# Regex Engine

> To implement a **regular expression (regex) domain-specific language (DSL)** using a **finite state machine (FSM)**, you would need to translate regex constructs (such as literals, alternation, concatenation, and quantifiers) into states and transitions in an FSM.

## Design

**Identify Regex Components**:
- **Literals**: Characters that match themselves.
- **Concatenation**: When two patterns are placed side by side, they must both match in sequence.
- **Alternation (`|`)**: A choice between two patterns.
- **Quantifiers (`*`, `+`, `?`)**: These specify how many times a pattern should appear.
- **Grouping (`()`)**: To group expressions together for capturing or for applying quantifiers.
   
**FSM Representation**:
- Each **state** in the FSM represents a point in the regex where we might match a character.
- **Transitions** represent possible state changes based on input characters.
- Special states for handling **alternation** and **quantifiers** would be added.

## Implementation

In [3]:
class FSM:
    def __init__(self):
        self.states = []  # List of states in the FSM
        self.final_states = set()  # Set of final states
        self.transitions = {}  # Dictionary for state transitions
        self.start_state = None  # Starting state of the FSM

    def add_state(self, state, is_final=False):
        self.states.append(state)
        if is_final:
            self.final_states.add(state)
        return state

    def add_transition(self, from_state, to_state, symbol):
        if from_state not in self.transitions:
            self.transitions[from_state] = []
        self.transitions[from_state].append((symbol, to_state))

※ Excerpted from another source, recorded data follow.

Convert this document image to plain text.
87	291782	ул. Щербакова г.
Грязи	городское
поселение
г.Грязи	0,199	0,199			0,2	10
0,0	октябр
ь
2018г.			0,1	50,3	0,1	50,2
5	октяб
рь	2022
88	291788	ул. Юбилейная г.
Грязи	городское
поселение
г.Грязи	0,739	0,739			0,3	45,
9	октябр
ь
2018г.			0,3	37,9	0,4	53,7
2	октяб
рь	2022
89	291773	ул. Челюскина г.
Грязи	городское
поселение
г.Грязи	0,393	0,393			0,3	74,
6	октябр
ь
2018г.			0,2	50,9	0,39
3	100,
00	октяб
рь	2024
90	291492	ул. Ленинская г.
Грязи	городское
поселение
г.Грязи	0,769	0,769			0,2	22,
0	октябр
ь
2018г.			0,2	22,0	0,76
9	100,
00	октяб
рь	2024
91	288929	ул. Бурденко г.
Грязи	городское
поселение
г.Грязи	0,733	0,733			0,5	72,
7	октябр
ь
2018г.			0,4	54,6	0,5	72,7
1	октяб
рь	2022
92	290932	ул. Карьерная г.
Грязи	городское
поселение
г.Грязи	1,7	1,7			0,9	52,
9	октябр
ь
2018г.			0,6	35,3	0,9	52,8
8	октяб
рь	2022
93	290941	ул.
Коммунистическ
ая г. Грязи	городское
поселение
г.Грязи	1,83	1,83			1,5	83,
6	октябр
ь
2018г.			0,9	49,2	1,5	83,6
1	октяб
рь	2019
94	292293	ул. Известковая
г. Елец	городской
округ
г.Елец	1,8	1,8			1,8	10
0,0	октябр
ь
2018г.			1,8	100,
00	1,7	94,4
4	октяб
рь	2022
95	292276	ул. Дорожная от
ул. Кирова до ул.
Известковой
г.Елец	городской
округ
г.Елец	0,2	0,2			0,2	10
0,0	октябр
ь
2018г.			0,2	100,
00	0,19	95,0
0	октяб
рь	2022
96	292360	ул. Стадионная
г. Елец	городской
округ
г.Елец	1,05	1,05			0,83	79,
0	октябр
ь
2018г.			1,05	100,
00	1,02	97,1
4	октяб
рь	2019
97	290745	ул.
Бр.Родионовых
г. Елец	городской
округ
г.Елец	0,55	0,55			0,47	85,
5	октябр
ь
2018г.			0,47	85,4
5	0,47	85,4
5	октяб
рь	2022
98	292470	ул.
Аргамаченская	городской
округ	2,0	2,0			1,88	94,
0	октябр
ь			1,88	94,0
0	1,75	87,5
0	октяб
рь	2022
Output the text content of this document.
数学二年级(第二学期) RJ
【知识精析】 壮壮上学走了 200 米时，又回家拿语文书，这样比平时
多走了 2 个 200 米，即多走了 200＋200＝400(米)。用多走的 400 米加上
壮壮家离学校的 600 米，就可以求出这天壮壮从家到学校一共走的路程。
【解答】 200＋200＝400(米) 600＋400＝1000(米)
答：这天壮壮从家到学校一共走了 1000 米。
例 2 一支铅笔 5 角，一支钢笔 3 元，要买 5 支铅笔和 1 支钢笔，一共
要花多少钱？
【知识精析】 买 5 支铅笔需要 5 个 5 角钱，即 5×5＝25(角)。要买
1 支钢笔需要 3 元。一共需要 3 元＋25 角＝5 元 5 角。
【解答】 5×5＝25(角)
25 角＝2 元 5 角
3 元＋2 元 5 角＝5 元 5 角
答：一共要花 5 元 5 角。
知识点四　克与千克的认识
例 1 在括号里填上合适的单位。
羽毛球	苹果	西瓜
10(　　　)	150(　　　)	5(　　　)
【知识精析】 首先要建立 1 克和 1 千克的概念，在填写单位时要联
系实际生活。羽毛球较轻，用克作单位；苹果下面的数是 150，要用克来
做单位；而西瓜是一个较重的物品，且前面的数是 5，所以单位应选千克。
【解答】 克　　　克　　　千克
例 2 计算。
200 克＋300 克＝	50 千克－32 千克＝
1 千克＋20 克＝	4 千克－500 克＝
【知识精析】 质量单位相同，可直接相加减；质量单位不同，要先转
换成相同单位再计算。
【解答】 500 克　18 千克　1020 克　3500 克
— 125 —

    def set_start_state(self, state):
        self.start_state = state

    def match(self, input_string):
        current_state = self.start_state
        for char in input_string:
            transitions = self.transitions.get(current_state, [])
            matched = False
            for symbol, next_state in transitions:
                if symbol == char:
                    current_state = next_state
                    matched = True
                    break
            if not matched:
                return False
        return current_state in self.final_states

In [4]:
def parse_regex_to_fsm(regex):
    fsm = FSM()
    start_state = fsm.add_state('start')
    current_state = start_state

    for i, char in enumerate(regex):
        next_state = fsm.add_state(f'state_{i + 1}')
        fsm.add_transition(current_state, next_state, char)
        current_state = next_state
    
    fsm.set_start_state(start_state)
    fsm.final_states.add(current_state)
    return fsm

## Use

In [5]:
regex = "ab"  # Example regex string
fsm = parse_regex_to_fsm(regex)

input_string = "ab"
print(f"Does '{input_string}' match the regex? {fsm.match(input_string)}")  # Expected: True

input_string = "abc"
print(f"Does '{input_string}' match the regex? {fsm.match(input_string)}")  # Expected: False

Does 'ab' match the regex? True
Does 'abc' match the regex? False